Ketua Umum PDI Perjuangan Megawati Soekarnoputri memanfaatkan forum Rapat Kerja Nasional (Rakernas) PDI Perjuangan di Jakarta, Minggu (11/1/2026), untuk berkomunikasi secara daring dengan tim dokter dan sukarelawan Badan Penanggulangan Bencana (Baguna) yang bertugas di Aceh, salah satu wilayah terdampak bencana. Para tenaga medis dan sukarelawan tersebut sebelumnya diberangkatkan menggunakan Kapal Rumah Sakit (RS) Laksamana Malahayati milik PDI Perjuangan.

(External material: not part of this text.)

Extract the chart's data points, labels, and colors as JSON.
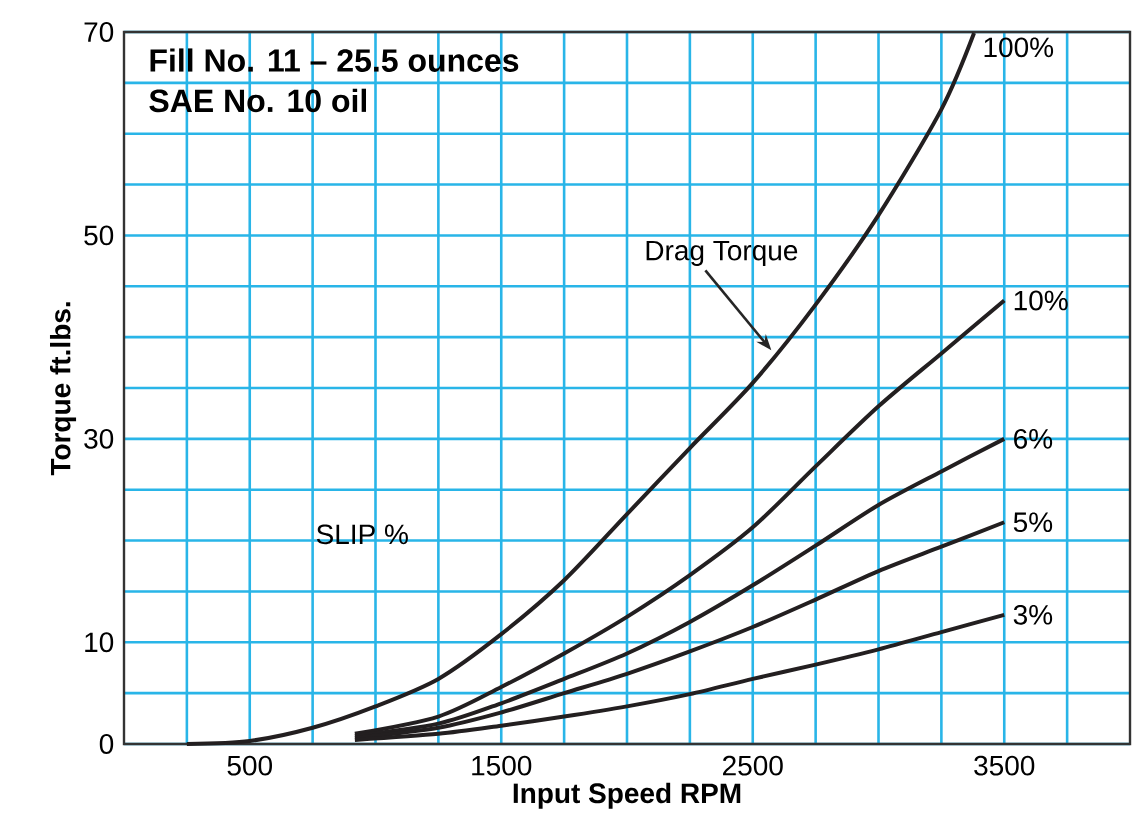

Awalnya, Megawati berdialog dengan penanggung jawab tim di lapangan, Wakil Sekretaris Jenderal PDI Perjuangan Sri Rahayu dan tim dokter. Megawati menanyakan kebutuhan mendesak yang harus segera dikirimkan dari Jakarta guna mempercepat pemulihan warga. Dalam kesempatan tersebut, tim dokter melaporkan perlunya suplai susu untuk bayi usia 0-6 bulan dan makanan pendamping air susu ibu (ASI).
Ya nanti segera dikirimkan. Karena, saya selalu mengatakan di dalam rangka mengatasi bencana ini yang paling dibutuhkan adalah kecepatan waktu, ujar Megawati dalam dialog tersebut. Dialog berlangsung seusai Megawati memberikan pengarahan tertutup dalam Rakernas I PDI Perjuangan di Beach City International Stadium, Jakarta Utara.